The most common advice you will hear from lawyers about studying for law school exams is that you should use whatever technique works best for you. There, you have learned your first lesson about lawyers: Whenever possible, we would rather give an answer that technically is not wrong than give an answer that is in any way useful to anyone. I will try to suppress my lawyer-self and depart from the safety of the technically-not-wrong to give some advice, but be aware, that means it could be wrong. Different people's brains work very differently, so think of this as suggestions of things to try out more than a hard-and-fast list of steps you need to cling to.
The most important thing is to realize that there is no easy way out. This is not a "work smarter, not harder" situation. How well you do on your exams is largely going to be a function of how much effort you put into grappling with the material. The bad news there is that you are going to have to work hard. The good news is, as long as you are working hard, you can't go that far wrong. So, part of what makes for a good studying strategy is that it is something you're actually willing to do for large blocks of time. Variety is one key in that regard, so consider at least trying out all of the following techniques:
Make the time you spend reading for class useful
You need to do the reading to avoid looking foolish in class, so most law students do read most of the cases most of the time. But, if you're taking shortcuts on this step, you are probably getting a lot less value out of that large investment of time than you could be. For starters, do not use case briefs that you pulled off the Internet. If you are not struggling to make sense of the case yourself, you aren't getting much out of reading it. Brief your own cases and then, after you are done with your reading for the day, take a minute to consider why the professor grouped those cases together, how they intersect and what sorts of questions your professor might ask about them.
Use study aids
Study aids are invaluable. The Examples and Explanations and Nutshell series are probably the most widely used and are very helpful. I also recommend trying out one of the multiple choice collections, at least for courses where you have lots of small rules to get your head around (like civ pro or contracts). Your school's library might also have a subscription to CALI, which provides a bunch of online exercises that can be kind of a fun change of pace. The beauty of study aids is that they generally cover the same topics, and mostly the same cases, as your course did, but they approach the material from a different perspective and you often find that something that you did not catch in class becomes clear when you come at it from a different angle. You should read Getting to Maybe and at least one study aid specific to each 1L course. You can find a list of recommended study aids for each course here.
Make an outline
As with case briefs, under no circumstance should you rely on somebody else's outline. The point of an outline isn't the actual outline. In fact, in exams where you do well, you will find that you aren't even referring to your outline at all during the exam. The point of outlining is to force yourself to get the law straight in your head by organizing it and writing it out in a way that makes sense to you.
Take practice tests
In my view, practice exams are the focal point of exam preparation.

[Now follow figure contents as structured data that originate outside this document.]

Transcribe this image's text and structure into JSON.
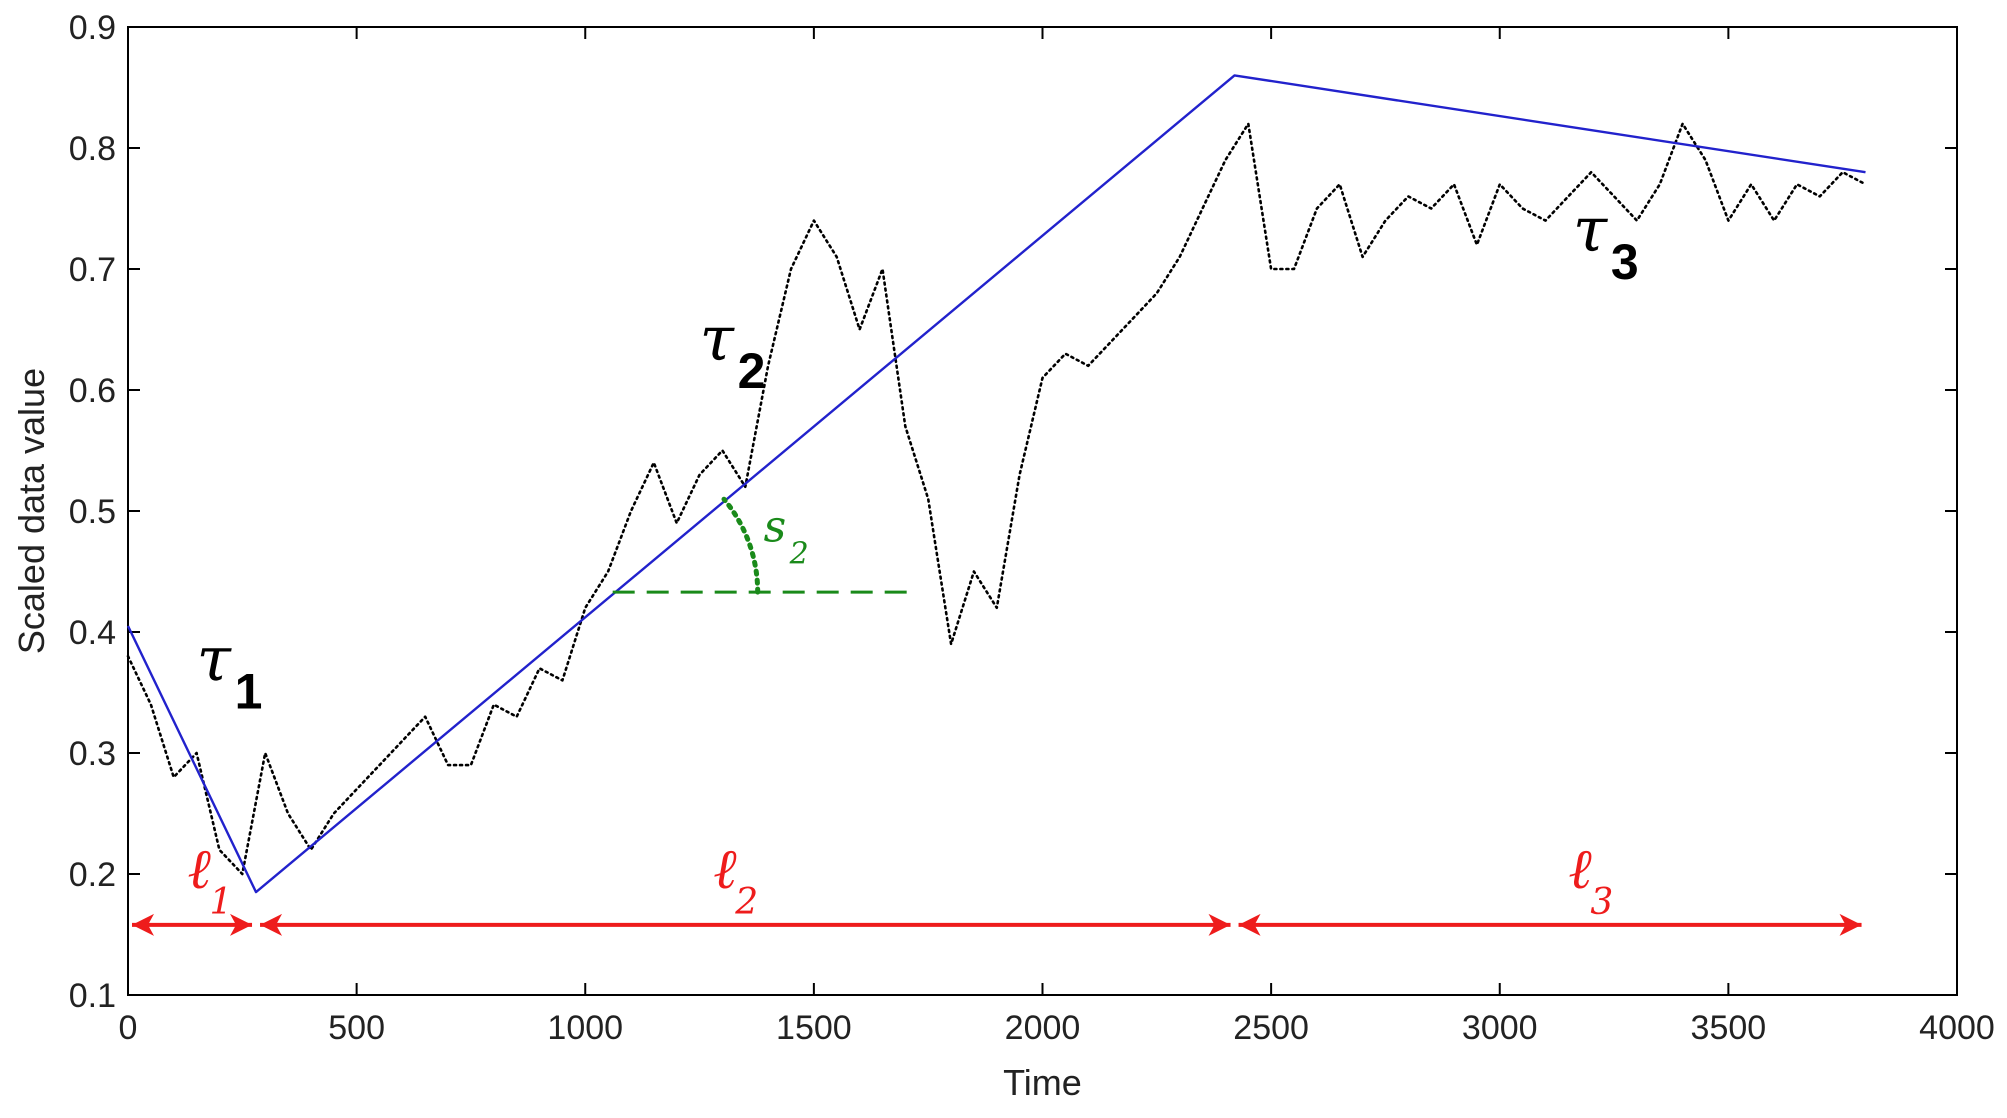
{
  "chart_data": {
    "type": "line",
    "title": "",
    "xlabel": "Time",
    "ylabel": "Scaled data value",
    "xlim": [
      0,
      4000
    ],
    "ylim": [
      0.1,
      0.9
    ],
    "xticks": [
      0,
      500,
      1000,
      1500,
      2000,
      2500,
      3000,
      3500,
      4000
    ],
    "yticks": [
      0.1,
      0.2,
      0.3,
      0.4,
      0.5,
      0.6,
      0.7,
      0.8,
      0.9
    ],
    "xtick_labels": [
      "0",
      "500",
      "1000",
      "1500",
      "2000",
      "2500",
      "3000",
      "3500",
      "4000"
    ],
    "ytick_labels": [
      "0.1",
      "0.2",
      "0.3",
      "0.4",
      "0.5",
      "0.6",
      "0.7",
      "0.8",
      "0.9"
    ],
    "grid": false,
    "series": [
      {
        "style": "dotted",
        "color": "#000000",
        "x": [
          0,
          50,
          100,
          150,
          200,
          250,
          300,
          350,
          400,
          450,
          500,
          550,
          600,
          650,
          700,
          750,
          800,
          850,
          900,
          950,
          1000,
          1050,
          1100,
          1150,
          1200,
          1250,
          1300,
          1350,
          1400,
          1450,
          1500,
          1550,
          1600,
          1650,
          1700,
          1750,
          1800,
          1850,
          1900,
          1950,
          2000,
          2050,
          2100,
          2150,
          2200,
          2250,
          2300,
          2350,
          2400,
          2450,
          2500,
          2550,
          2600,
          2650,
          2700,
          2750,
          2800,
          2850,
          2900,
          2950,
          3000,
          3050,
          3100,
          3150,
          3200,
          3250,
          3300,
          3350,
          3400,
          3450,
          3500,
          3550,
          3600,
          3650,
          3700,
          3750,
          3800
        ],
        "y": [
          0.38,
          0.34,
          0.28,
          0.3,
          0.22,
          0.2,
          0.3,
          0.25,
          0.22,
          0.25,
          0.27,
          0.29,
          0.31,
          0.33,
          0.29,
          0.29,
          0.34,
          0.33,
          0.37,
          0.36,
          0.42,
          0.45,
          0.5,
          0.54,
          0.49,
          0.53,
          0.55,
          0.52,
          0.62,
          0.7,
          0.74,
          0.71,
          0.65,
          0.7,
          0.57,
          0.51,
          0.39,
          0.45,
          0.42,
          0.53,
          0.61,
          0.63,
          0.62,
          0.64,
          0.66,
          0.68,
          0.71,
          0.75,
          0.79,
          0.82,
          0.7,
          0.7,
          0.75,
          0.77,
          0.71,
          0.74,
          0.76,
          0.75,
          0.77,
          0.72,
          0.77,
          0.75,
          0.74,
          0.76,
          0.78,
          0.76,
          0.74,
          0.77,
          0.82,
          0.79,
          0.74,
          0.77,
          0.74,
          0.77,
          0.76,
          0.78,
          0.77
        ]
      },
      {
        "style": "solid",
        "color": "#2222cc",
        "x": [
          0,
          280,
          2420,
          3800
        ],
        "y": [
          0.405,
          0.185,
          0.86,
          0.78
        ]
      }
    ],
    "annotations": {
      "segments": [
        {
          "symbol": "τ",
          "index": "1",
          "x": 150,
          "y": 0.36
        },
        {
          "symbol": "τ",
          "index": "2",
          "x": 1250,
          "y": 0.625
        },
        {
          "symbol": "τ",
          "index": "3",
          "x": 3160,
          "y": 0.715
        }
      ],
      "lengths": [
        {
          "symbol": "ℓ",
          "index": "1",
          "x_from": 0,
          "x_to": 280,
          "y": 0.158,
          "label_x": 130,
          "label_y": 0.2
        },
        {
          "symbol": "ℓ",
          "index": "2",
          "x_from": 280,
          "x_to": 2420,
          "y": 0.158,
          "label_x": 1280,
          "label_y": 0.2
        },
        {
          "symbol": "ℓ",
          "index": "3",
          "x_from": 2420,
          "x_to": 3800,
          "y": 0.158,
          "label_x": 3150,
          "label_y": 0.2
        }
      ],
      "slope": {
        "symbol": "s",
        "index": "2",
        "x_vertex": 1060,
        "y_vertex": 0.433,
        "x_end": 1720,
        "label_x": 1390,
        "label_y": 0.475
      },
      "colors": {
        "length_arrows": "#ee1c1c",
        "slope": "#1a8a1a",
        "axes": "#000000"
      }
    }
  }
}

They are useful for testing your readiness, but much more importantly, they help you organize all the information you have accumulated into a form that is useful in an exam. You should aim to do one full-length practice exam for each course fairly early on in your studying, and then do a couple more as you get nearer to the exam. If you can find some with model answers, they can be particularly useful. It also can be useful to skim through more exams just to get a better idea of the types of questions. Past exams from your own professor are ideal, but you typically will not get enough of them. You can find an archive of a bunch of others here.
Create an attack outline
Some people just make the one, full, outline. But, as you take practice tests, you will start to find that there are three or four types of questions that seem to come up very frequently. The odds are very good that at least one or two of those will appear on your actual exam. If you can draft out a structure for answers to those questions, you will have a huge advantage in the exam. Where your full outline might be 50 pages or even 100 pages, your attack outline should be a carefully-honed 5 or 10 pages laying out the skeleton of your answer, highlighting key distinctions, identifying branches in the decision tree, and referring back to the applicable sections of your full outline in case you need to dig deeper.
Come up with one other thing to do for each course
Each course is a little bit different and there are techniques that turn out to be useful only for particular courses. Try to think of one other sort of tool you can use for each course. For example, you might consider making flow charts for future interests in property or you might consider using flash cards of the rules in civil procedure. A little variety in your tactics can help you frame issues more clearly and it can also keep the boredom at bay.
Get feedback from someone
If you know someone who has been through 1L before, and they are willing to help, take a full practice exam and get them to review it to give you tips. It can be awkward to ask for help, but they have been through it before. They feel your pain. Just find a chance to help another 1L out yourself down the road.